# more smoked salmon Q-view



## jefflisa828 (May 14, 2011)

so I decided since I already started salmon this weekend I grabbed the smoked salmon recipe from bearcarver who is my new hero lol. and here it is out of the brine after six hrs now in the fridge








will ad more tomorrow but looks good I think for my first smoked salmon


----------



## SmokinAl (May 14, 2011)

Looks good so far!


----------



## porked (May 14, 2011)

I went with Bear's tutorial also and just loved it. Anxious to see the end results.


----------



## rbranstner (May 14, 2011)

Looks good. I need to try Bears recipe some day as well.


----------



## nwdave (May 14, 2011)

Man, you're on a roll now.


----------



## hardslicer (May 14, 2011)




----------



## fpnmf (May 14, 2011)

Looking good!!!

   Craig


----------



## jefflisa828 (May 14, 2011)

Alright here is the finished product it looks great I think.

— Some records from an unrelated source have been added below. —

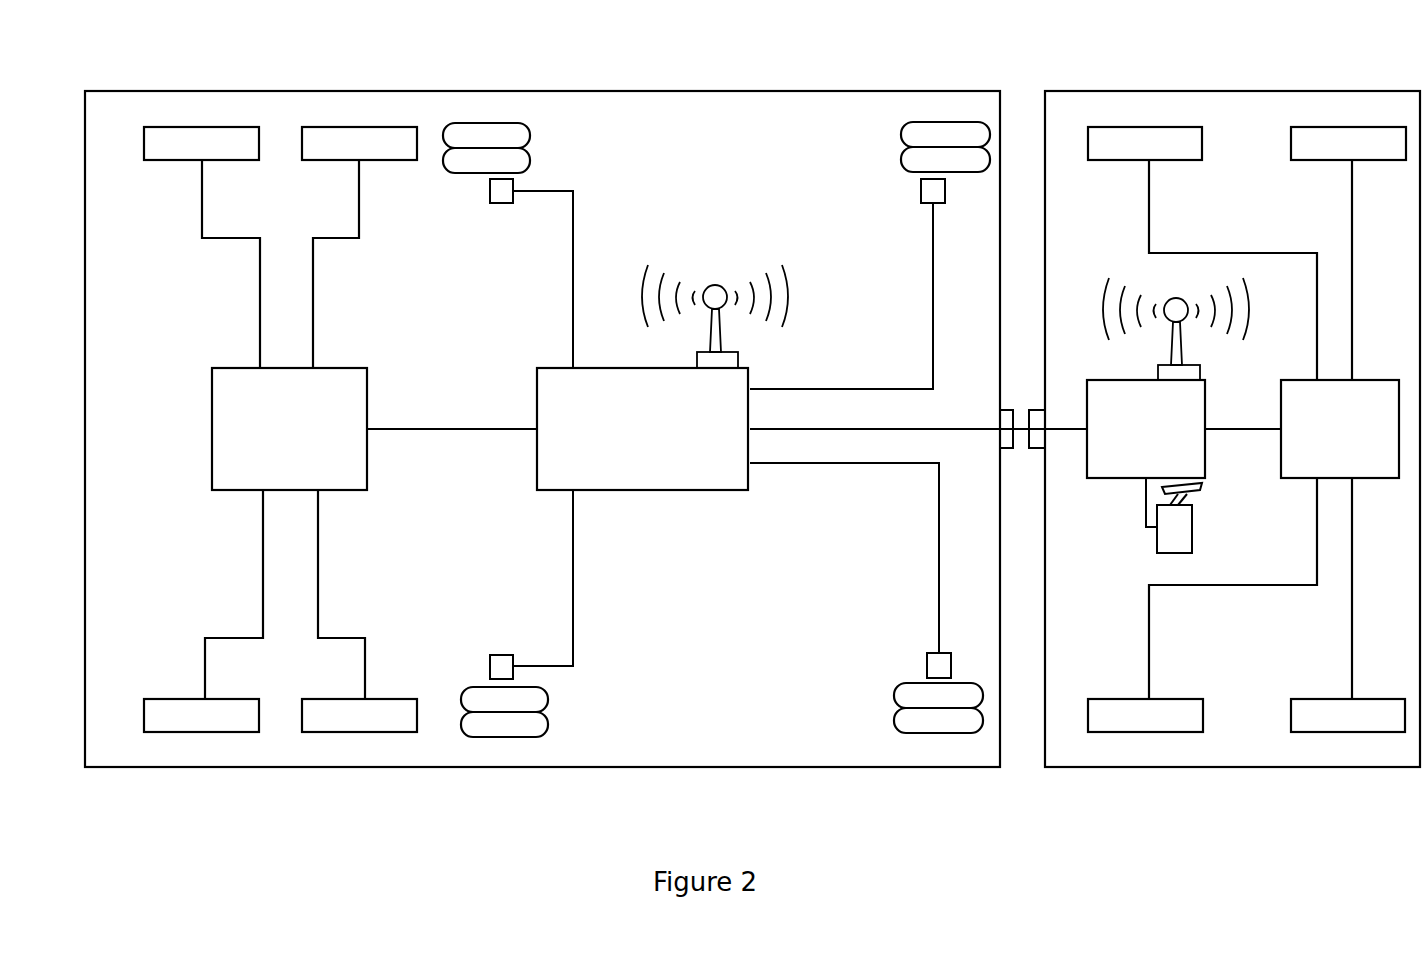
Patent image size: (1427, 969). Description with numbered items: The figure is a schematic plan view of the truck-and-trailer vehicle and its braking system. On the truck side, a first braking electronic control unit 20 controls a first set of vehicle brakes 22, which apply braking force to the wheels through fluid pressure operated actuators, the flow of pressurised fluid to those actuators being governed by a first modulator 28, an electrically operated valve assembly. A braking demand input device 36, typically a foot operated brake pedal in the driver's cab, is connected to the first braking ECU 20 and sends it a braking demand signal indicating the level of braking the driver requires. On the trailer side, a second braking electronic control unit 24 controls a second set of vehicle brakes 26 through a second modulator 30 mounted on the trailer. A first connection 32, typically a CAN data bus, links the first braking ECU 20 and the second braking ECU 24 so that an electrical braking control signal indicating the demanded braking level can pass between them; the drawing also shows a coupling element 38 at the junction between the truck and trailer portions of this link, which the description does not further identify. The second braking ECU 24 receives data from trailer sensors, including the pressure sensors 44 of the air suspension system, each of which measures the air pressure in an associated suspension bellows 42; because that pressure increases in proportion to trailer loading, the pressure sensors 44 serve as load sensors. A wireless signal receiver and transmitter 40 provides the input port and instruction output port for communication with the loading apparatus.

The first braking electronic control unit 20 is at (1168, 378).
The first set of vehicle brakes 22 is at (1164, 135).
The second braking electronic control unit 24 is at (642, 429).
The second set of vehicle brakes 26 is at (195, 138).
The first modulator 28 is at (1340, 429).
The second modulator 30 is at (289, 429).
The first connection 32 is at (818, 431).
The braking demand input device 36 is at (1163, 537).
The trailer connector 38 is at (1173, 355).
The wireless signal receiver 40 is at (722, 340).
The suspension bellows 42 is at (927, 135).
The pressure sensors 44 is at (505, 190).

tried to break the end off lol


----------



## meateater (May 14, 2011)

Great looking salmon, that would last about a minute around me.


----------



## jefflisa828 (May 14, 2011)

Thank you it was my first smoked salmon it was soooooooo much fun man I love smokin


----------



## SmokinAl (May 15, 2011)

Awesome, salmon is a big favorite around here!


----------



## porked (May 15, 2011)

Looks fabulous! Bear will be proud of you.


----------



## venture (May 15, 2011)

Very nice looking salmon.  I am looking for a good sale and that one will be working soon.

Good luck and good smoking.


----------



## jefflisa828 (May 15, 2011)

thanks guy's it was a lot of fun


----------